A handshake. It’s one of the most significant gestures two individuals can express to one another. A handshake can have a wide range of meanings and purposes. It could follow an introduction or signify the closing of a life changing business deal. A handshake can carry the weight of the world or be as meaningless as a pre-peeled banana in a plastic wrapper. In the realm of handshakes, there is one that is unique in its own existence. A handshake so ambiguous one could argue it holds clarity. A handshake that carries a type of closure that is uncommon in the plethora of handshakes. The handshake I am talking about is the one that follows the final putt on the 18th green.
The importance of the handshake itself is shaped by the relationship of the golfers in the group. When playing with a family member, I often play with my dad, that final handshake represents the pleasure of being able to spend time in solidarity that often eludes us in today’s culture. With technology encompassing so much of our lives and representing the main means of communication, golf allows us to travel back to a time where Facebook and text messaging were non-existent.
Golf follows a strict book of unwritten rules and etiquette. Being glued to a smartphone is a breach of these rules. The handshake often represents a thank you to your partner. A thank you for spending hours away from the grip technology has on our society. A thank you for diving into the issues and events that are meaningful to our lives. A thank you for having the patience to deal with me shanking 3 balls into the water while you wait to putt your birdie.
The importance of the final handshake struck me as I was sitting on the porch of a local country club watching groups of four attempt to hit the ball from the fairway over the water onto the 18th green. The majority failed, however some were able to miraculously smack the 1.68-inch, 45-gram golf ball within feet of the cup that sits 4.25 inches in diameter on the green. Regardless of the outcome when that final ball hit the bottom of the ever-elusive cup, players removed their caps and offered a firm handshake and look in the eye to respectfully present closure on the hours of successes, failures, and conversation that came with playing the 18 holes over a 4+ hour round. I start thinking to myself, “Do these people know each other? What did they learn about each other after hours of playing?”
Over the entire course of a game, I would estimate the total time actually spent standing over the ball hitting or putting adds up to about 30 minutes. That leaves over 3 and half hours, or in my case 4 and a half, of time spent conversing and building a relationship with your golfing companions.
I was recently playing a round of 18 with a high school friend, Joe, and two middle aged gentlemen, Will and Trevor. By the time we got to the 9th hole we were diving into deep conversation concerning Will’s failing marriage. Will was disclosing private information regarding issues most would find too personal to divulge to newly met acquaintances. However, after just 9 holes, he was venting about the nuances that had led to him to reconsider the vows he had made over 10 years ago.

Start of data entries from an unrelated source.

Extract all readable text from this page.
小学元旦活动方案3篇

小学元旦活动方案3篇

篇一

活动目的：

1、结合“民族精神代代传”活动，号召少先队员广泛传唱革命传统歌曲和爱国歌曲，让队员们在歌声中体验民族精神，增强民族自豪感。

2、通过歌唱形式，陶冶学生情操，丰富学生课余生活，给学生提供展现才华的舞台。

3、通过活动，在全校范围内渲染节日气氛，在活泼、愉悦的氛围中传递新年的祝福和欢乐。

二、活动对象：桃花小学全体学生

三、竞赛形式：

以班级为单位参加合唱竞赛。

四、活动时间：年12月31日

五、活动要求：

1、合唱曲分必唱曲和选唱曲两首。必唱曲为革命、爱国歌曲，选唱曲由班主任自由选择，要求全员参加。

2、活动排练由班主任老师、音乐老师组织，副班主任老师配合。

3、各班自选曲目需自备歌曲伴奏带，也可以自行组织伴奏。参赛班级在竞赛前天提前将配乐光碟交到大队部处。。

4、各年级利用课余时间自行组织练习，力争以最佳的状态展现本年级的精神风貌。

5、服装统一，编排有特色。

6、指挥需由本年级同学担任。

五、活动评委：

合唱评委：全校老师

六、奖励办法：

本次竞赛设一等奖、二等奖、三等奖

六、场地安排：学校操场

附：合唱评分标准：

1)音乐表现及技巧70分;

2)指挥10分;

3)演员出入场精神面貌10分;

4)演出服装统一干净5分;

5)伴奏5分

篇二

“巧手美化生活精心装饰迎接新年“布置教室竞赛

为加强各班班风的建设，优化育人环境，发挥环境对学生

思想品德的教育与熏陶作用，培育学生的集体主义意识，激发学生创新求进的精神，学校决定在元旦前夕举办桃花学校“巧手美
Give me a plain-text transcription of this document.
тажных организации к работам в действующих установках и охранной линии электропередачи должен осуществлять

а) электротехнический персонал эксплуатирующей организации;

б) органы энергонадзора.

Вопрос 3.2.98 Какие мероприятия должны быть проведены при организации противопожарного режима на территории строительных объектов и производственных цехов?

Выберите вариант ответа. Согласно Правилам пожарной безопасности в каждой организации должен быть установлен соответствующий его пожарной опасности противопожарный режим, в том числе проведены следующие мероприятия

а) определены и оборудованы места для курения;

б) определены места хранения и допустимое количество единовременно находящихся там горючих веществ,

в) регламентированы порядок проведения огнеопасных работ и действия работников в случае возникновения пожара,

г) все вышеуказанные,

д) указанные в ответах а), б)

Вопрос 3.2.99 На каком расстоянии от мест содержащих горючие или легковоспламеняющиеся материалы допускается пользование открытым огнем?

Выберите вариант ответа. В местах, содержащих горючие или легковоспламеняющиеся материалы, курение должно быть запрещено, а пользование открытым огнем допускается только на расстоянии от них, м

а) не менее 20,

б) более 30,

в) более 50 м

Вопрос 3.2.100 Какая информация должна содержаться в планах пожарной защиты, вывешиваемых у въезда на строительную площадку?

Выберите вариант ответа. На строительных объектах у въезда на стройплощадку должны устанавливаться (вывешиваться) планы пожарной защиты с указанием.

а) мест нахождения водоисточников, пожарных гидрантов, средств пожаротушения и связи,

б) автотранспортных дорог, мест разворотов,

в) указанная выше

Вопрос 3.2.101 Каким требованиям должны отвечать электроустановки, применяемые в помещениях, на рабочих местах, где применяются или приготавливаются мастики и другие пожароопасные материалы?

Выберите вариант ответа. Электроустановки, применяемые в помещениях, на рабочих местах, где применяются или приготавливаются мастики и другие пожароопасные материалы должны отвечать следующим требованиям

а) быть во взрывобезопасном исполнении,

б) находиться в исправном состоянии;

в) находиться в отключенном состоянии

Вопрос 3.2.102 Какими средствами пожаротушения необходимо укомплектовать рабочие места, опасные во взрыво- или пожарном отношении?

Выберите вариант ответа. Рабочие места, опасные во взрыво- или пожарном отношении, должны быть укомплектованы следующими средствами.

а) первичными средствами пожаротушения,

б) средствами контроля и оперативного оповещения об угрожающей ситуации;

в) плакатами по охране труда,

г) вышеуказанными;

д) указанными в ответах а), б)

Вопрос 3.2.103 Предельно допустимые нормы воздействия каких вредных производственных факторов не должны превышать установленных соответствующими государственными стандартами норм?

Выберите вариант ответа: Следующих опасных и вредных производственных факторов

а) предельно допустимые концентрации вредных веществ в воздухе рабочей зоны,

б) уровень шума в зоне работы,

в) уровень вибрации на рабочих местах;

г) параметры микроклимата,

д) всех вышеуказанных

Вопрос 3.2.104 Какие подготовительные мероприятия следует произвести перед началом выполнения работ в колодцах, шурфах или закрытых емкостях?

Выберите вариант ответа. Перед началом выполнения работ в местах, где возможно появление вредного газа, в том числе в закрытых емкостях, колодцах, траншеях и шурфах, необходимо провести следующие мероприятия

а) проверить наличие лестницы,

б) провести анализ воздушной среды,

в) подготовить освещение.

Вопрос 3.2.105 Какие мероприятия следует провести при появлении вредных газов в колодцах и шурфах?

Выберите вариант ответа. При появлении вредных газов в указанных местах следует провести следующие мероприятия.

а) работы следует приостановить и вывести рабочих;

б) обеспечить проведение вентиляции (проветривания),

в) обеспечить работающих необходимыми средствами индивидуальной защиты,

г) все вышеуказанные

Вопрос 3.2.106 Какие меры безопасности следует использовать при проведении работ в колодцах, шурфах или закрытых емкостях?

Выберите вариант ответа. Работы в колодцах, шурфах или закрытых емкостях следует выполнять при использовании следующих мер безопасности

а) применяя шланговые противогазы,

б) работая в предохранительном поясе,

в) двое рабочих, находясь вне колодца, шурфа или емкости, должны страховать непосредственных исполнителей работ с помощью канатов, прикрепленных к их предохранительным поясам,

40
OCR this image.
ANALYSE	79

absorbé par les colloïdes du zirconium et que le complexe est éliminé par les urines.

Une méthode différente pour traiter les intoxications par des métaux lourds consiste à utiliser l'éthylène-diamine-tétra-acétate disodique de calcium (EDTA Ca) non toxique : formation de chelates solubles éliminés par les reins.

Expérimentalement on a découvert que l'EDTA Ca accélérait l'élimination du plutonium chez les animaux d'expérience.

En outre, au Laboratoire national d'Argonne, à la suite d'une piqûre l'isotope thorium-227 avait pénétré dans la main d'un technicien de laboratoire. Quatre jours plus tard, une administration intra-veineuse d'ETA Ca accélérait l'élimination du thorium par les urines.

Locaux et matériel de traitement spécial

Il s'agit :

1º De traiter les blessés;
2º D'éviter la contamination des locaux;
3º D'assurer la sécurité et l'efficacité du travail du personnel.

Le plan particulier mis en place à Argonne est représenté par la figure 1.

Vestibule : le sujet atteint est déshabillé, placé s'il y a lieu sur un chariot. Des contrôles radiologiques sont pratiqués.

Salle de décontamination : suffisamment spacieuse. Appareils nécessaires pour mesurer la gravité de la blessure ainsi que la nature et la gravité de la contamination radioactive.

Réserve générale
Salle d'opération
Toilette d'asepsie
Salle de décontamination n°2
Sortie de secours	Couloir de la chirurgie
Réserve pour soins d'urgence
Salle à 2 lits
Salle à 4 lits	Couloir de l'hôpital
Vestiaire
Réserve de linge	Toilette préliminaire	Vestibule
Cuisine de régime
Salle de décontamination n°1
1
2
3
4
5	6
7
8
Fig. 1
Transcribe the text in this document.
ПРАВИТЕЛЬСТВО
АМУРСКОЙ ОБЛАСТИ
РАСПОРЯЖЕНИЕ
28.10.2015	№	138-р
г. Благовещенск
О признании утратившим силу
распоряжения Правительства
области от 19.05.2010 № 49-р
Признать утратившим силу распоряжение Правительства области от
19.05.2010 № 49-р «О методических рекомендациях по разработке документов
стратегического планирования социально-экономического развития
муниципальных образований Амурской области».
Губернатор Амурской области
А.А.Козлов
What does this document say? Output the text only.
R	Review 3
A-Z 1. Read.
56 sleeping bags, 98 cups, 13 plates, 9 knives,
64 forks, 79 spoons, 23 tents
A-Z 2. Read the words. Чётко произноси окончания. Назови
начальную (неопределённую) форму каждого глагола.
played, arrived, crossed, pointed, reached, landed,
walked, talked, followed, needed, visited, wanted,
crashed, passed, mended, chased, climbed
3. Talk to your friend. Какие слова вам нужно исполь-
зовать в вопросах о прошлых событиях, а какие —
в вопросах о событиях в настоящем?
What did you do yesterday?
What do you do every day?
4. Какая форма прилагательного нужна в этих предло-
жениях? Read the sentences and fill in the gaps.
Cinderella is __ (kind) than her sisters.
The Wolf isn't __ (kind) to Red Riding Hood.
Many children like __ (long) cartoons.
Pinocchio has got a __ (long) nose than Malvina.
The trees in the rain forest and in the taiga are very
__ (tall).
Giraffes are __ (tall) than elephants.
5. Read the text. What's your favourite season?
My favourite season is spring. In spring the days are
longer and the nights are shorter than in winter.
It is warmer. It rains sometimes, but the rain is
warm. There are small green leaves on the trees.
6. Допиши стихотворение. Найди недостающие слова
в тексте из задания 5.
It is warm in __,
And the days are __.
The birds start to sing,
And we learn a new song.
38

Regardless of my lack of experience surrounding the trials and tribulations of marriage, I was giving input to Will’s options moving forward. There was no place for me to run, no phone to distract myself with- the only option was to listen and give feedback on Will’s difficult situation. I can’t think of another circumstance where someone would broadcast something as personal as an impending divorce to a stranger than on a golf course.
When we shook hands after I three-putted for double bogey on the 18th, I knew things about Will that his wife didn’t know. There is a strong chance I’ll never see Will again, and that parting handshake was probably the last encounter we will ever have together. But that handshake was ultimately a sign of trust for sticking with each other after hours of laughs, stories, and sliced drives off the tee box.
Whether you are a scratch golfer or can’t break 100, the forum of the golf course is built for cultivating relationships. The score of the golf game itself is irrelevant in this narrative. In fact, the game itself is irrelevant. We often find it difficult to step away from the strings that pull us every which way in our everyday lives. The lure of notifications from Twitter and Instagram beckon, distracting us from allowing the conversation to form our opinions about the people we are spending time with.
To those reading this, regardless if you’re a golfer or not, I implore you to take a friend out to lunch, have a conversation with a stranger, or play 18 with your cousins. When your time spent with them is over shake their hand, look them in the eye and thank them for sharing that experience with you.